On paper, the U.S. economy should be ready to shoot out of the starting blocks like a well-trained sprinter.
Vaccinations have finally slowed the spread of this terrible coronavirus.
The CDC says vaccinated people don't have to wear masks in most places, and we couldn't wait to discard that cloth or paper barrier. Stadiums and fairgrounds are filling with people again, most of them unmasked even if all of them aren't vaccinated.
The weather is getting warmer, our mood is getting brighter and we're getting ready to spend again.
Except we aren't quite committed just yet. Nagging doubt is setting in.
We're easing out of our pandemic cocooning and reluctance, but we haven't yet fully opened our wallets and purses yet. We're having second thoughts about that first big step, whether it's buying a car or house or taking that trip.
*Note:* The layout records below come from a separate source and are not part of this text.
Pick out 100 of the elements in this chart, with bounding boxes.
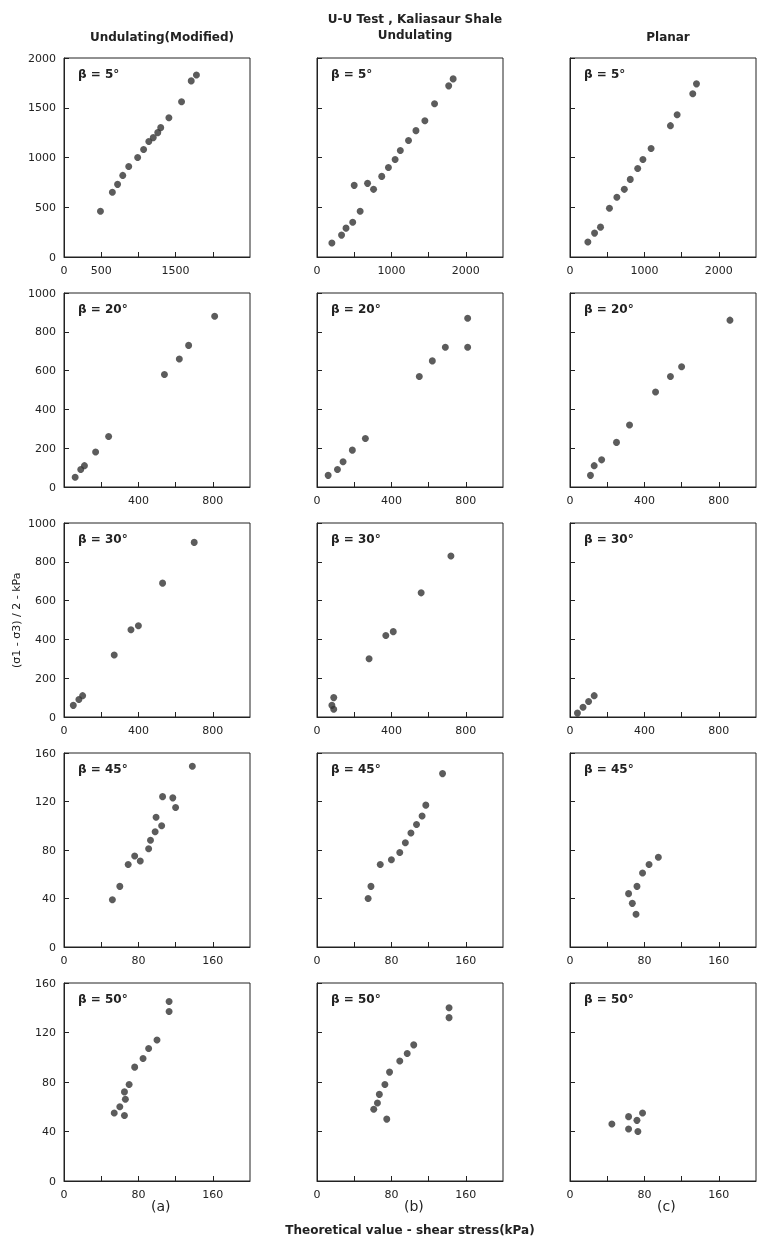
x-tick-label: 0 (60, 954, 68, 967)
point (92, 448, 100, 456)
y-tick-label: 800 (35, 555, 56, 569)
point (639, 1109, 647, 1117)
y-tick-label: 120 (35, 1026, 56, 1039)
point (147, 836, 154, 844)
point (80, 462, 88, 470)
point (422, 801, 430, 809)
annotation: β = 45° (584, 762, 634, 776)
point (573, 709, 581, 717)
point (124, 861, 132, 869)
point (645, 861, 653, 869)
point (647, 145, 655, 153)
x-tick-label: 0 (60, 1188, 68, 1201)
point (110, 651, 118, 659)
x-tick-label: 0 (566, 954, 574, 967)
point (119, 171, 127, 179)
point (324, 471, 332, 479)
x-tick-label: 160 (708, 1188, 730, 1201)
annotation: β = 50° (78, 992, 128, 1006)
point (386, 1068, 394, 1076)
x-tick-label: 0 (313, 494, 321, 507)
point (125, 1080, 133, 1088)
y-tick-label: 2000 (28, 51, 56, 65)
annotation: β = 50° (584, 992, 634, 1006)
y-tick-label: 160 (35, 976, 56, 990)
x-tick-label: 0 (566, 1188, 574, 1201)
point (145, 845, 153, 853)
annotation: β = 50° (331, 992, 381, 1006)
y-tick-label: 1000 (28, 151, 56, 164)
x-tick-label: 800 (455, 724, 477, 737)
x-tick-label: 160 (455, 1188, 477, 1201)
point (187, 77, 195, 85)
x-tick-label: 80 (131, 1188, 146, 1201)
point (131, 1063, 139, 1071)
point (121, 1095, 129, 1103)
y-tick-label: 800 (35, 325, 56, 339)
annotation: β = 45° (331, 762, 381, 776)
point (692, 80, 700, 88)
point (625, 1113, 633, 1121)
point (376, 861, 384, 869)
point (140, 146, 148, 154)
y-tick-label: 400 (35, 632, 56, 646)
annotation: β = 20° (584, 302, 634, 316)
point (396, 147, 404, 155)
point (108, 188, 116, 196)
point (445, 1004, 453, 1012)
x-tick-label: 80 (384, 954, 399, 967)
point (192, 71, 200, 79)
point (69, 701, 77, 709)
x-tick-label: 800 (708, 724, 730, 737)
x-tick-label: 0 (313, 1188, 321, 1201)
point (145, 138, 153, 146)
point (634, 1128, 642, 1135)
point (428, 357, 436, 365)
y-tick-label: 40 (42, 892, 56, 905)
point (449, 75, 457, 83)
point (590, 462, 598, 470)
point (159, 793, 167, 801)
point (165, 998, 173, 1006)
x-tick-label: 160 (708, 954, 730, 967)
chart-subtitle: Undulating (377, 28, 453, 42)
x-tick-label: 800 (202, 724, 224, 737)
point (139, 1054, 147, 1062)
point (370, 1105, 378, 1113)
point (160, 370, 168, 378)
y-axis-title: (σ1 - σ3) / 2 - kPa (10, 571, 23, 670)
point (158, 822, 166, 830)
x-tick-label: 800 (202, 494, 224, 507)
x-tick-label: 80 (384, 1188, 399, 1201)
point (445, 1014, 453, 1022)
point (632, 910, 640, 918)
point (439, 770, 447, 778)
point (613, 193, 621, 201)
point (381, 1080, 389, 1088)
point (387, 856, 395, 864)
x-tick-label: 1000 (630, 264, 659, 277)
annotation: β = 30° (331, 532, 381, 546)
point (375, 1090, 383, 1098)
point (401, 839, 409, 847)
annotation: β = 30° (78, 532, 128, 546)
x-tick-label: 0 (313, 264, 321, 277)
annotation: β = 30° (584, 532, 634, 546)
point (625, 890, 633, 898)
x-tick-label: 800 (708, 494, 730, 507)
point (151, 828, 159, 836)
text: (c) (657, 1198, 676, 1214)
point (333, 466, 341, 474)
point (417, 589, 425, 597)
point (154, 129, 162, 137)
point (125, 162, 133, 170)
point (413, 821, 421, 829)
point (134, 622, 142, 630)
point (134, 154, 142, 161)
y-tick-label: 120 (35, 795, 56, 808)
x-tick-label: 160 (202, 954, 224, 967)
point (145, 1045, 153, 1053)
point (338, 231, 346, 239)
point (116, 1103, 124, 1111)
text: (a) (151, 1198, 171, 1214)
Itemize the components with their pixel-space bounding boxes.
The biggest worry is that old bear in the woods, inflation. Consumer prices soared again in April to push the yearly inflation rate to a 13-year high of 4.2%. Almost everything costs more, from tires to toothpaste.
Some price hikes are very noticeable. Meat prices increased 1.5% in April and have risen 4% in the past year. The average price of gasoline has jumped 50% to just over $3 a gallon from $2 a year ago. The average price of a used car topped $25,000 for the first time earlier this year. The soaring costs of lumber are legendary; one realtor said a 4x8 sheet of plywood, the basic component of new home construction or serious remodeling, has tripled since last year.
Shoppers see this, and a bunch of them have slowed down their spending.
The stock market isn't falling, but it really isn't gaining either. It was in an up-and-down cycle for most of May. No one is panicking yet, but no one is singing "Happy days are here again" either. And since consumer spending drives about three-fourths of the economy, not much will happen until you and me and everyone else starts buying more.
The good news is that all of this is probably temporary.
Economists say some degree of inflation was expected as the longdormant economy began to get back on its feet.
After a month or two, they expect that to level off.
If it does, the recovery should really pick up.
Most people are looking for an excuse to spend again and get back to normal life. The rebound should be in full swing when students return to campuses in the fall and back-to-school spending jump-starts stores all over, and then it will really take off. Before you know it, we will be enjoying the best Christmas shopping season in years, and that's a rising tide that lifts all boats.
Frankly, the coming recovery seems like an avalanche that just can't be held back much longer.
But if for some reason that doesn't happen or inflation refuses to go away, somebody's got some explaining to do.
Politically, the party in power usually gets the credit for anything good that happens and the blame for anything that goes wrong.
President Joe Biden and the Democratic majorities in Congress got off to a good start economically with a whopping $1.9 trillion stimulus package that included lots of checks for closed businesses and jobless people - and even people with jobs. That burst of spending - well, borrowing actually - finished off any threat of a worsening recession and allowed the table to be set for this summer's recovery assuming that this summer's recovery actually happens.
If the recovery doesn't kick in soon - or heaven forbid, this year - Democrats will be scorched and go into the midterm elections in 2022 with an even bigger target on their backs.
For now, the momentum has slowed. If it's temporary, the rest of the year could be our country's second version of the Roaring '20s. That is still the most likely scenario, but inflation and consumer doubt need to fade away like the wearing of plastic gloves in stores as in the early days of the pandemic.
Overall, the recovery still seems unstoppable and inevitable unless it isn't.